Mya first met Batth in December, 2015, when he was selling The Big Issue in Wolverhampton town centre for the homeless. Since then she has followed his charity work and been inspired by what he has achieved.
Batth recently set up Foundation DB which supports three charities, one being a charity in Northern India called Yuwa Academy for young girls about which he recently made a documentary called ‘Married to the game’ and where he travelled to the academy showing how football and education helps the girls.
“As a Wolves supporter and the recent illness of our goal keeper Carl Ikeme with Leukaemia inspired me to arrange a non-uniform day along with a samosa sale with the help of my family,” said Mya.
With this year’s success, Mya has said she plans to do it again next year to raise even more money for Foundation DB.
The Royal School has a set of values: Respect, Trust, Initiative, Risk and Community which guide everything the School and its students do. Mya has truly exemplified these values as do many of the other activities, both student and staff led, that occur at The Royal. The school’s Interact club regularly raises funds for Compton Hospice and a book scheme for a school in Africa is just another set of examples. There is a strong sense of community and charity at the school having once been an orphanage.
In fact, many of The Royal’s core values date back to its history as an orphanage, founded in 1850 by local philanthropist and businessman, John Lees. As well as compassion and caring for others, it was his intention to help and support the most vulnerable in society and that ethos remains as strong today.

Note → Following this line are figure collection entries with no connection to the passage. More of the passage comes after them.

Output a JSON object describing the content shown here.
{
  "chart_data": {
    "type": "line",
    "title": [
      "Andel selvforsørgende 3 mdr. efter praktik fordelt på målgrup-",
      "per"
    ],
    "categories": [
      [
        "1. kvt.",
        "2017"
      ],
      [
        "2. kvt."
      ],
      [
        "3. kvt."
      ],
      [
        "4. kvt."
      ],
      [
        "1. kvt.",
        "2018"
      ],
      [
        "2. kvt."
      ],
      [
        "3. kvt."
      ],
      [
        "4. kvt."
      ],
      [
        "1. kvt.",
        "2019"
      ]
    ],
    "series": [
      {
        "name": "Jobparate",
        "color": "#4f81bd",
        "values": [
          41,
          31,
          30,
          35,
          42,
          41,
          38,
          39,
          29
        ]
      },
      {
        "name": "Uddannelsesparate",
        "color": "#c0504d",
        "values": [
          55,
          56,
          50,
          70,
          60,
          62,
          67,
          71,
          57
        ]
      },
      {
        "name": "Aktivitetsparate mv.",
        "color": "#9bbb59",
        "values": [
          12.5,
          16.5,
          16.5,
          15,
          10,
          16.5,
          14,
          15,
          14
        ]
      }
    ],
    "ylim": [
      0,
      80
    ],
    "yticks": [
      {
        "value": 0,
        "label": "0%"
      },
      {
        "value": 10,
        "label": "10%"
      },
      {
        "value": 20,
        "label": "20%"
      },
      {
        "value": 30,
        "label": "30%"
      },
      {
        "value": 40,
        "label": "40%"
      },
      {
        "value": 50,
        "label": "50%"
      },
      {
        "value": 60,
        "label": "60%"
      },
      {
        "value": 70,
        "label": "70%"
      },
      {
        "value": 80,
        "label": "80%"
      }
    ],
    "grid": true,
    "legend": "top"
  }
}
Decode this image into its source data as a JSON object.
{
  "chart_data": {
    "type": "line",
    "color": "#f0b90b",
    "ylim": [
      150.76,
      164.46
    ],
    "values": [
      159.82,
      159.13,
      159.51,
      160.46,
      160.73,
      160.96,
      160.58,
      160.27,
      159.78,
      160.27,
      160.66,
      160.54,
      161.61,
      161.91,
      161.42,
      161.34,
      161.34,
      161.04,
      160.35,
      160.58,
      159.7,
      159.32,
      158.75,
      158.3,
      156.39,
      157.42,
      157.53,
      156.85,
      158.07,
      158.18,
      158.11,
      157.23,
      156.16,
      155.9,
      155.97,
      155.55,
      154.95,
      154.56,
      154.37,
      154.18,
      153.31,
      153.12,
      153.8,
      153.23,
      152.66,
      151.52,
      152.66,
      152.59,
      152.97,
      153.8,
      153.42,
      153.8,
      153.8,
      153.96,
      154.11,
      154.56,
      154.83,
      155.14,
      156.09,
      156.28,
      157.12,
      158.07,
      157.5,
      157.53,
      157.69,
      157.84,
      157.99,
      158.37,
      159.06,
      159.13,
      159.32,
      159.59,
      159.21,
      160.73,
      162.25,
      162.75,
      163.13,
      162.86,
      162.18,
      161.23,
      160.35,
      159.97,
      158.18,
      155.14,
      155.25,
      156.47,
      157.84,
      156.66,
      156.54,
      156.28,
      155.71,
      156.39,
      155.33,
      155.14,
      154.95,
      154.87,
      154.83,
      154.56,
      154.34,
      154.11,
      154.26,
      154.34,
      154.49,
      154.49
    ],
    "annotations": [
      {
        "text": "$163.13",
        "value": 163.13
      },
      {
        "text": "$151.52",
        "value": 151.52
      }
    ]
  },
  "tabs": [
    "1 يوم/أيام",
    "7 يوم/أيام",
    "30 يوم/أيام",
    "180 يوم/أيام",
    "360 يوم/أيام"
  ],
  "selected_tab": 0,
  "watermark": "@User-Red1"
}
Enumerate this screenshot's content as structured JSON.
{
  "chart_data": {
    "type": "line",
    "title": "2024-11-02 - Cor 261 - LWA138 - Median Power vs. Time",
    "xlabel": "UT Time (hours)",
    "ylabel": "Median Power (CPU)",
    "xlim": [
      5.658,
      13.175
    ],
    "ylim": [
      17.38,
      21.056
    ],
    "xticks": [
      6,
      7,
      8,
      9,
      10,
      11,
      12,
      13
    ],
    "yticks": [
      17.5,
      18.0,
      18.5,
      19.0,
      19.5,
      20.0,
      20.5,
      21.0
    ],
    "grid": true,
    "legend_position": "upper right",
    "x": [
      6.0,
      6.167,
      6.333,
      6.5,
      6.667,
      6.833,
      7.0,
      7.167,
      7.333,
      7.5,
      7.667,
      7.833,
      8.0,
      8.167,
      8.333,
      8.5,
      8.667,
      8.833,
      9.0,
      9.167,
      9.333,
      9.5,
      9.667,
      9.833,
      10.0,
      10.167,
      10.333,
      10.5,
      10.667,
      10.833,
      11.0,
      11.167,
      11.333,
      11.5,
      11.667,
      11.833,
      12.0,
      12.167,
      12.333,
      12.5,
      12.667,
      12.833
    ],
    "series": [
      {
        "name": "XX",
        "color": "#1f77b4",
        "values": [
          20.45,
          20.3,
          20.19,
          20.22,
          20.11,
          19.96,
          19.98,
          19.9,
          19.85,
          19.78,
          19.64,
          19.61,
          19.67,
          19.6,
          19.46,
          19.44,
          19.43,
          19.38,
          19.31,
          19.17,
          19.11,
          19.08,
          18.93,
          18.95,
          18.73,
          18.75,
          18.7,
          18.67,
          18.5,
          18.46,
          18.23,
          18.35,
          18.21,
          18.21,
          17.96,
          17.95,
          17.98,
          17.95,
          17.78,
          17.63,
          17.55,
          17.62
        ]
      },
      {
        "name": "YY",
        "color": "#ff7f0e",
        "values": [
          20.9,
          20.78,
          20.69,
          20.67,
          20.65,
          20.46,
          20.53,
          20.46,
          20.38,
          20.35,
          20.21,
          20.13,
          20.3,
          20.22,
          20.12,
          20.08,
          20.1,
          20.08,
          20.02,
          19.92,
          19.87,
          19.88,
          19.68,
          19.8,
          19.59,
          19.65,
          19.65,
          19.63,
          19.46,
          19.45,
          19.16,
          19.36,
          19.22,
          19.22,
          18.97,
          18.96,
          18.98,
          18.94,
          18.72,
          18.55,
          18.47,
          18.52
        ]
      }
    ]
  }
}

The Royal School, founded in 1850, is now a free, co-educational, independent day and boarding school serving more than 1100 students across the Primary and Senior Schools. It is a unique school where students from the West Midlands, Great Britain and the world meet, learn, and achieve both academically and personally. It is a community in which each individual’s strengths are identified, nurtured, and celebrated in order to exceed each child’s expectations and to fully prepare them for a successful life beyond the school.